9 Comments on “Portland Real Estate Reflections

  1. Charles, what kind of siding did you use on the lower portion of the house? Has a nice look to it.

  2. Charles, do you think principle broker oversight keeps most agents from speaking more frankly on their blogs, or do you think they keep it vanilla because they think they’re appealing to a broader audience that way. I was also curious about how much liability you feel brokers take on when they offer any kind of market opinion in the blogosphere. For instance, what if a broker came out with a “It’s a great time to buy!” speil, and someone claimed they acted on that opinion to their detriment, whats the liability there?

  3. Real estate and blogging is a strange beast. In our litigious society everything written is a risk. Caveat emptor seems to have gone the way of “X told me to do it so I did.” My blog has all the disclaimers at the bottom of the homepage but would it get my ass out of a sling if push came to shove? I make every effort to make sure that I am not giving legal or accounting advice since I am not an attorney or accountant.

    I talked with our administrative principal broker when the blog was taking off. Management certainly knows that I write it and I have never been censored for content or censored for conduct. My feeling is that the blog is held in high regard and not considered a liability but a benefit. I’ve never contended that the blog does not have a marketing aspect to it.

    It should be evident that I don’t agree with the establishment on many things real estate.
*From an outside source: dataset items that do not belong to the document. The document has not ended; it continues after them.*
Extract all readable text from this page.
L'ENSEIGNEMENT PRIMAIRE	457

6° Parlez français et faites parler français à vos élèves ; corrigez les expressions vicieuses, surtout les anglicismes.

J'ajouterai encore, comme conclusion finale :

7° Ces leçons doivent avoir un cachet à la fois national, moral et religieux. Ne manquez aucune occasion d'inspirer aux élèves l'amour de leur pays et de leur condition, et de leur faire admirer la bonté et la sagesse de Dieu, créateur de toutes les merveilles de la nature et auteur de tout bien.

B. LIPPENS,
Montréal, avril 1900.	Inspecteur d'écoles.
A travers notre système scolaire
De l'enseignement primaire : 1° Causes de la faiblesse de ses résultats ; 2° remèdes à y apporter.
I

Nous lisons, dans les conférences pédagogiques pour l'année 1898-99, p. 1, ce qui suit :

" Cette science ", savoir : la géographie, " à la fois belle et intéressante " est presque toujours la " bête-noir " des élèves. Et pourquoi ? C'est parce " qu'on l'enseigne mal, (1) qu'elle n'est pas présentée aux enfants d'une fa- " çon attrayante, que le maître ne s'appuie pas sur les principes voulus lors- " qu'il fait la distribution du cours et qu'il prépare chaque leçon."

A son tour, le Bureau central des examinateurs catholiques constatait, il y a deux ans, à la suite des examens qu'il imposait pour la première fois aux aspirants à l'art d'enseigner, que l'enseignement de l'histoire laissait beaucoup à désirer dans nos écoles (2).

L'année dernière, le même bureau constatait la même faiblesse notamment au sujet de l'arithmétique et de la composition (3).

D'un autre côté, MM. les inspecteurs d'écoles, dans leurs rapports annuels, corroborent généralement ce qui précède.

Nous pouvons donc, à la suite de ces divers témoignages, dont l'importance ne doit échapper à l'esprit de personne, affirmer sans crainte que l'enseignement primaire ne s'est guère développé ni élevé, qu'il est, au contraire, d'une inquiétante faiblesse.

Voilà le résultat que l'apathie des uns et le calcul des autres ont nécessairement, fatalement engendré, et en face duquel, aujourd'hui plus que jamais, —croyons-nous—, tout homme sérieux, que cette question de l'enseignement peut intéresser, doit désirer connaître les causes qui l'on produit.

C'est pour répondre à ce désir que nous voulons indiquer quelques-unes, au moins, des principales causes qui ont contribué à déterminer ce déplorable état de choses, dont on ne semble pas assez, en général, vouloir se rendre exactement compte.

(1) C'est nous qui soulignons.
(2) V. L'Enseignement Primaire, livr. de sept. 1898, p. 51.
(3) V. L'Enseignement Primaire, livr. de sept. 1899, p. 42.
I met with a buyer today who read about my stance on dual agency (shouldn’t be legal) which runs counter to many (most) in the industry. That was enough for him to choose to call us. Side note: both buyers I met with today are moving from New York.

    I rarely read other local real estate blogs because I want to be writing my stuff that is not colored by what others are saying. If I have something to say, I’ll say it here and hope that others do too. There have been times when this has bitten me in the ass for missing something said elsewhere but I think it works out in the long run.
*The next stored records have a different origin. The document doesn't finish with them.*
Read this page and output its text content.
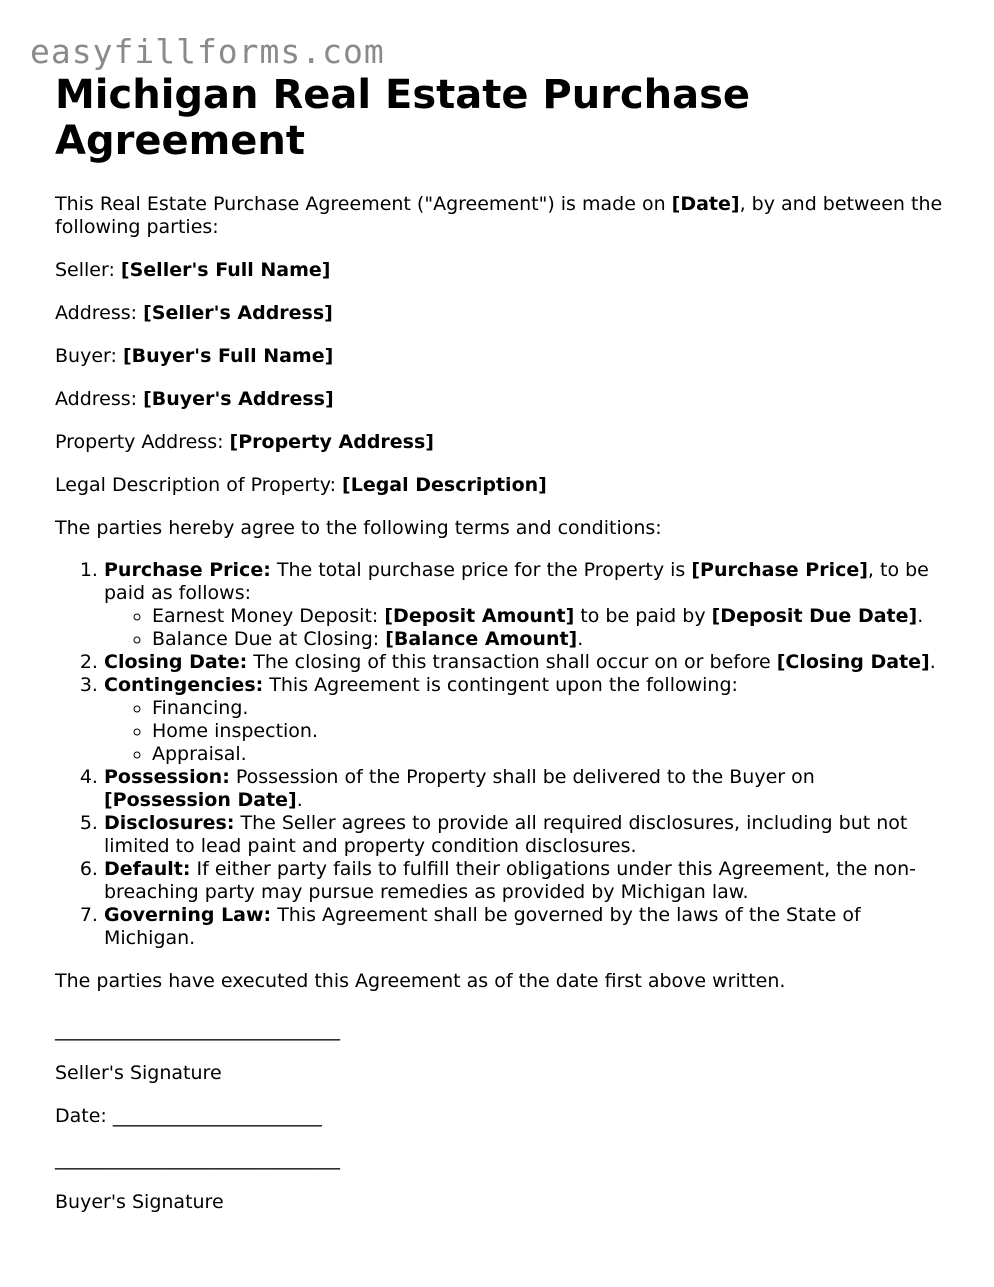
easyfillforms.com
Michigan Real Estate Purchase Agreement

This Real Estate Purchase Agreement ("Agreement") is made on [Date], by and between the following parties:

Seller: [Seller's Full Name]

Address: [Seller's Address]

Buyer: [Buyer's Full Name]

Address: [Buyer's Address]

Property Address: [Property Address]

Legal Description of Property: [Legal Description]

The parties hereby agree to the following terms and conditions:

1. Purchase Price: The total purchase price for the Property is [Purchase Price], to be paid as follows:
◦ Earnest Money Deposit: [Deposit Amount] to be paid by [Deposit Due Date].
◦ Balance Due at Closing: [Balance Amount].
2. Closing Date: The closing of this transaction shall occur on or before [Closing Date].
3. Contingencies: This Agreement is contingent upon the following:
◦ Financing.
◦ Home inspection.
◦ Appraisal.
4. Possession: Possession of the Property shall be delivered to the Buyer on [Possession Date].
5. Disclosures: The Seller agrees to provide all required disclosures, including but not limited to lead paint and property condition disclosures.
6. Default: If either party fails to fulfill their obligations under this Agreement, the non-breaching party may pursue remedies as provided by Michigan law.
7. Governing Law: This Agreement shall be governed by the laws of the State of Michigan.

The parties have executed this Agreement as of the date first above written.

______________________________

Seller's Signature

Date: ______________________

______________________________

Buyer's Signature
    I don’t moderate, filter or delete comments (though recent discovery of a phantom typepad spam filter that activates itself without notifying me is a problematic twist (bearlee and I have discussed directly via email as it has only captured her comments thus far)). JP provided some great insight but I managed to piss him off so he left. His return would be great but I don’t think I owe an apolgy either.

    I think that you can easily argue that “vanilia” is simple. Even when trying to be forthright sometimes it doesn’t come out right when typed; the target created by the title “Realtor” sometimes outweighs the intended message. Becoming the unintened (and unknowing) public enemy number one isn’t something that many of us aspire to.

    For now, I’ll just continue doing my thing in this fourm.

  4. Oh no. They’ve stopped coming from California and now they’re flocking in from New York City. Whatever will we do?

    That should prop up prices. We’ll be back to 20% a year in no time.

    About that caveat emptor thing. Real estate agents sell themselves as being more than a used car salesman, that they care about the buyers, that they’re happy, shiny purveyors of the American Dream.

    I guess that’s only until things go wrong. Then it’s back to caveat emptor.

  5. I really like the blog. What I like about it is I feel theres value added, that its not just a marketing tool. What I dislike about some of the other real estate blogging by agents is that its solely a marketing tool, which should be what a website is for, not a blog. I’m a rapacious capitalist, I’m all for people marketing and making money for themselves, wheelbarrels full if they can.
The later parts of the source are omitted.